Bivouac à un lac sans nom dans le massif du Beaufortain.
Le choix de la sortie
La mi-juillet est-elle synonyme de l’arrivée tant attendue de l’été en France ? Tandis que l’Europe de l’Est transpire sous les vagues de chaleur, l’Hexagone est englué depuis de nombreuses semaines dans l’instabilité. Le beau temps durable semble enfin pointer le bout de son nez. L’occasion se présente d’aller arpenter les Alpes, à la faveur d’un week-end clément. Un vent modéré étant annoncé en altitude, je me résous à ne pas tutoyer les cimes, optant pour des secteurs plus protégés. Les conditions nocturnes se profilant favorablement, j’opte pour un objectif assez précis : immortaliser la Voie Lactée et son reflet dans un lac. Il suffit alors de prospecter la carte IGN pour trouver l’endroit convoité. C’est finalement un lac sans nom, à l’écart des itinéraires classiques, qui est retenu.
L’ascension au lac
Comme bien souvent ces derniers temps, c’est le tout proche massif du Beaufortain qui est choisi, sur son flanc côté Tarentaise. Sur les hauteurs d’Aime, à la Chapelle de Saint-Guérin (1593 m), la voiture est garée au parking. Ce dernier est déjà bien rempli, il constitue le lieu de départ de plusieurs randonnées. C’est vers l’une des plus occidentales d’entre elles que l’ascension démarre, peu avant 16 heures. La sensation de beau temps est à peine trahie par des nuages élevés çà et là, offrant un peu d’ombrage bienvenu. Le sentier arpente directement dans la pente du Bois Borgne, récupérant la piste d’alpage jusqu’au Chalet du Mont Rosset, exploitation d’altitude. Tarines et Abondances se délectent des riches prairies d’altitude, tandis que les ouvriers agricoles s’affairent à la traite, à la conduite du troupeau et autres activités.
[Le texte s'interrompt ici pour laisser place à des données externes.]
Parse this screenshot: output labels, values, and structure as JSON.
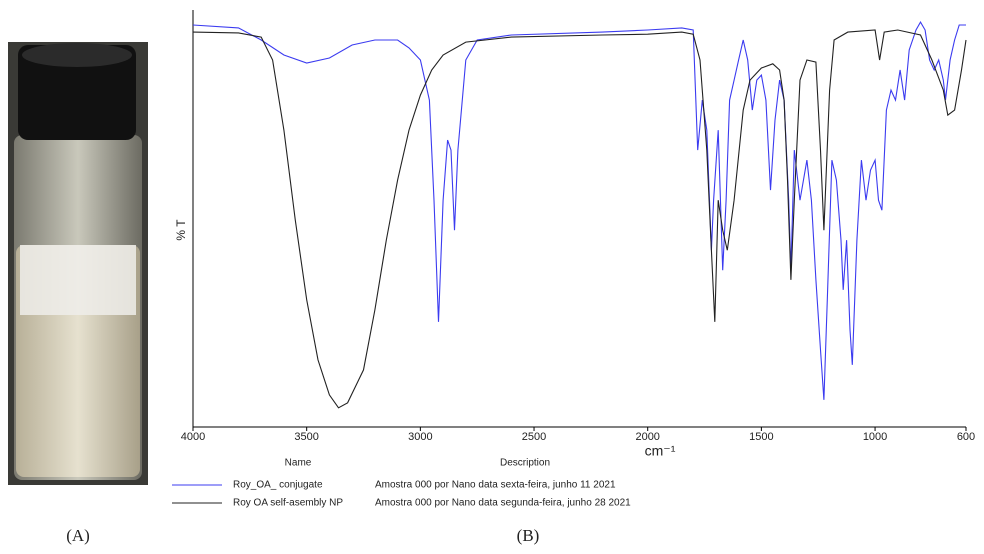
{
  "panel_labels": [
    "(A)",
    "(B)"
  ],
  "chart_data": {
    "type": "line",
    "xlabel": "cm⁻¹",
    "ylabel": "% T",
    "xlim": [
      4000,
      600
    ],
    "xticks": [
      4000,
      3500,
      3000,
      2500,
      2000,
      1500,
      1000,
      600
    ],
    "ylim": [
      0,
      100
    ],
    "legend_header": [
      "Name",
      "Description"
    ],
    "series": [
      {
        "name": "Roy_OA_ conjugate",
        "description": "Amostra 000 por Nano data sexta-feira, junho 11 2021",
        "color": "#3b3bf0",
        "x": [
          4000,
          3800,
          3700,
          3600,
          3500,
          3400,
          3300,
          3200,
          3100,
          3050,
          3000,
          2960,
          2940,
          2920,
          2900,
          2880,
          2865,
          2850,
          2835,
          2800,
          2750,
          2600,
          2200,
          2000,
          1850,
          1800,
          1780,
          1760,
          1740,
          1720,
          1710,
          1690,
          1670,
          1655,
          1640,
          1620,
          1600,
          1580,
          1560,
          1540,
          1520,
          1500,
          1480,
          1460,
          1440,
          1420,
          1400,
          1380,
          1370,
          1355,
          1330,
          1300,
          1280,
          1260,
          1240,
          1225,
          1210,
          1190,
          1170,
          1150,
          1140,
          1125,
          1110,
          1100,
          1080,
          1060,
          1040,
          1020,
          1000,
          985,
          970,
          950,
          930,
          910,
          890,
          870,
          850,
          820,
          800,
          780,
          760,
          740,
          720,
          700,
          690,
          670,
          650,
          630,
          600
        ],
        "values": [
          96.4,
          95.7,
          92.8,
          89.2,
          87.3,
          88.5,
          91.6,
          92.8,
          92.8,
          90.9,
          88.0,
          78.4,
          54.4,
          25.2,
          54.4,
          68.8,
          66.4,
          47.2,
          66.4,
          88.0,
          92.8,
          94.0,
          94.7,
          95.2,
          95.7,
          95.2,
          66.4,
          78.4,
          71.2,
          42.4,
          54.4,
          71.2,
          37.6,
          54.4,
          78.4,
          83.2,
          88.0,
          92.8,
          88.0,
          76.0,
          83.2,
          84.4,
          78.4,
          56.8,
          73.6,
          83.2,
          78.4,
          54.4,
          37.6,
          66.4,
          54.4,
          64.0,
          54.4,
          35.3,
          18.5,
          6.5,
          30.5,
          64.0,
          59.2,
          44.8,
          32.9,
          44.8,
          23.3,
          14.9,
          44.8,
          64.0,
          54.4,
          61.6,
          64.0,
          54.4,
          52.0,
          76.0,
          80.8,
          78.4,
          85.6,
          78.4,
          90.4,
          95.2,
          97.1,
          95.2,
          88.0,
          85.6,
          88.0,
          83.2,
          78.4,
          88.0,
          92.8,
          96.4,
          96.4
        ]
      },
      {
        "name": "Roy OA self-asembly NP",
        "description": "Amostra 000 por Nano data segunda-feira, junho 28 2021",
        "color": "#222222",
        "x": [
          4000,
          3800,
          3700,
          3650,
          3600,
          3550,
          3500,
          3450,
          3400,
          3360,
          3320,
          3250,
          3200,
          3150,
          3100,
          3050,
          3000,
          2950,
          2900,
          2800,
          2600,
          2200,
          2000,
          1850,
          1800,
          1770,
          1740,
          1720,
          1705,
          1690,
          1670,
          1650,
          1620,
          1580,
          1550,
          1500,
          1450,
          1420,
          1400,
          1385,
          1370,
          1355,
          1330,
          1300,
          1260,
          1240,
          1225,
          1200,
          1180,
          1120,
          1000,
          980,
          960,
          900,
          800,
          750,
          700,
          680,
          650,
          620,
          600
        ],
        "values": [
          94.7,
          94.5,
          93.5,
          88.0,
          71.2,
          49.6,
          30.5,
          16.1,
          7.7,
          4.6,
          5.8,
          13.7,
          28.1,
          44.8,
          59.2,
          71.2,
          79.6,
          85.6,
          89.2,
          92.3,
          93.5,
          94.0,
          94.2,
          94.7,
          94.2,
          88.0,
          66.4,
          42.4,
          25.2,
          54.4,
          47.2,
          42.4,
          54.4,
          76.0,
          83.2,
          86.1,
          87.1,
          85.6,
          78.4,
          59.2,
          35.3,
          54.4,
          83.2,
          88.0,
          87.5,
          66.4,
          47.2,
          80.8,
          92.8,
          94.7,
          95.2,
          88.0,
          94.7,
          95.2,
          94.0,
          88.0,
          80.8,
          74.8,
          76.0,
          85.6,
          92.8
        ]
      }
    ]
  }
}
Passé cet endroit, le secteur devient plus sauvage, place à la montagne brute, faite de grandeur et de minéralité. La sente surplombe le torrent de la Portette, donnant son nom localement à un lac, une pointe et un col. Sur un plateau chahuté, menant justement au col de la Portette, je bifurque plein sud en hors sentier sur quelques centaines de mètres. Dans un creux, se niche un plan d’eau circulaire, bénéficiant d’une ouverture de choix sur les sommets de la Vanoise. Le site s’annonce propice à mes ambitions du jour. Je profite de la fin d’après-midi pour dresser la tente sur un parterre herbeux, à l’abri du vent, un confort cinq étoiles.
Nuit féérique sous la Voie Lactée
Le soleil décline progressivement, et avec lui les couleurs se parent de teintes orangées. Les conditions anticycloniques laissent place à un spectacle relativement terne, ce qui ne m’empêche pas d’immortaliser les beaux reflets dans le lac, sous un ciel dépourvu de nuages. C’est quelques heures plus tard que les hostilités démarrent réellement. Le réveil claironne à minuit trente, après le coucher du croissant de lune. L’atmosphère est constellée d’innombrables étoiles, invitant à la rêverie. Seules les lumières des hameaux composant la station de La Plagne parsèment le versant opposé. Pendant plus de 2h30, j’erre sous cette immensité cosmique à capter la Voie Lactée, et m’adonne à quelques compositions nocturnes, grâce aux différents éléments naturels du lieu. Une nuit enivrante.
Les lueurs de l’aube
Après un bien trop court sommeil, me revoilà aux avant-postes pour accueillir l’aube. Comme la veille au soir, les conditions claires ne proposent pas de folies lumineuses, juste un éclairage progressif et en douceur. Dôme de Chasseforêt, Grand Bec, Grande Casse, Mont Pourri…Autant de sommets emblématiques de la Vanoise qui peu à peu honorent l’arrivée de l’astre solaire.
Épuisé par cette nuit éveillée, je retourne dans mon refuge de toile pour une sieste méritée, meilleur moment de la journée : quand le soleil réchauffe la tente et que l’air frais s’immisce dans les ouvertures, le tout dans un silence de cathédrale. Un bonheur simple.
Sous la chaleur dominicale, les 650 mètres de dénivelé sont dévalés, pour retrouver la voiture aux alentours de 11 heures, épilogue d’une agréable virée, marquée par la féérie nocturne et la beauté des reflets lacustres.